This article systematically analyzes the current status of antibiotic use in very preterm infants, explores ethical dilemmas from the perspectives of parents, medical teams, and regulatory bodies, highlights the importance of antimicrobial stewardship programs (ASPs), and proposes strategies to optimize antibiotic management while balancing neonatal health benefits and antimicrobial resistance (AMR) risks.
Literature Overview
This study, titled 'Neonatology: First Exposure To Antibiotics from the Ethical Perspective of Parents, Physicians, and Regulators', published in the journal Antibiotics, reviews the complex ethical relationships between antibiotic exposure and very preterm infants (VPIs). The research emphasizes that antibiotic use in neonatal intensive care units (NICUs) extends beyond clinical treatment to encompass family emotional dynamics, allocation of medical decision-making authority, and global antimicrobial resistance (AMR) challenges. It thoroughly examines diagnostic tools, duration standards for antibiotic administration, and stakeholder position differences in decision-making, offering multidisciplinary insights for clinical practice and policy development.
Background Knowledge
Due to underdeveloped immune systems, very preterm infants face high infection risks, necessitating widespread antibiotic use in NICUs. However, prolonged antibiotic exposure correlates with increased AMR, microbiome dysbiosis, and developmental complications. While substantial evidence supports biomarker-guided antibiotic protocols (e.g., PCT, CRP), overtreatment and empirical prescribing remain prevalent. Parents often lack critical information for informed decision-making, while regulators confront rising AMR rates and delayed pharmaceutical innovation. This paper introduces an ethical framework to reconcile these stakeholder interests and proposes actionable pathways for optimizing antibiotic use.

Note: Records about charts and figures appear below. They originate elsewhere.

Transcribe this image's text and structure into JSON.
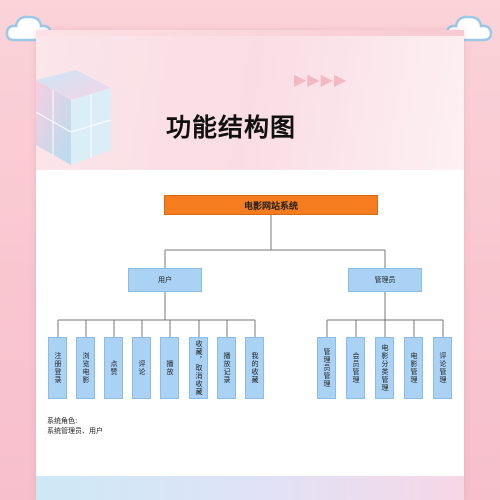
{
  "title": "功能结构图",
  "root": "电影网站系统",
  "branches": [
    {
      "label": "用户",
      "children": [
        "注册登录",
        "浏览电影",
        "点赞",
        "评论",
        "播放",
        "收藏，取消收藏",
        "播放记录",
        "我的收藏"
      ]
    },
    {
      "label": "管理员",
      "children": [
        "管理员管理",
        "会员管理",
        "电影分类管理",
        "电影管理",
        "评论管理"
      ]
    }
  ],
  "roles": {
    "heading": "系统角色:",
    "text": "系统管理员、用户"
  },
  "colors": {
    "root_fill": "#f57c1f",
    "node_fill": "#a9d2f5",
    "line": "#777777",
    "background": "#f9c6d0"
  }
}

Research Methods and Experiments
The study employs a systematic literature review combined with ethical analysis to evaluate antibiotic use patterns in very preterm infants. It assesses the role of diagnostic tools (CRP, PCT, IL-6, blood cultures) in guiding initiation, continuation, and discontinuation of antibiotic therapy. Ethical conflicts and potential collaborations among stakeholders (parents, physicians, regulators) are analyzed through clinical studies, systematic reviews, and epidemiological data.
Key Conclusions and Perspectives
Research Significance and Prospects
The study identifies ethical tensions in neonatal antibiotic prescribing and underscores the necessity for collaborative decision-making frameworks. Future priorities include establishing standardized communication protocols with families, developing NICU-specific ASP guidelines, implementing risk-stratified treatment strategies, and creating multinational observational networks to address ethical and methodological limitations in preterm infant clinical trials.
Conclusion
Very preterm infants represent a high-risk population for antibiotic exposure, requiring intricate ethical balancing in clinical decisions. This analysis reveals critical trade-offs between infection control and long-term developmental outcomes. While antibiotics significantly reduce mortality from early-onset sepsis, their misuse accelerates resistant pathogen spread and compromises neurodevelopmental trajectories. Recommendations include NICU-specific ASP customization, enhanced family-physician communication protocols, personalized treatment approaches based on risk assessment, and expanded utilization of real-world data and systematic observational studies to establish evidence-based neonatal care standards.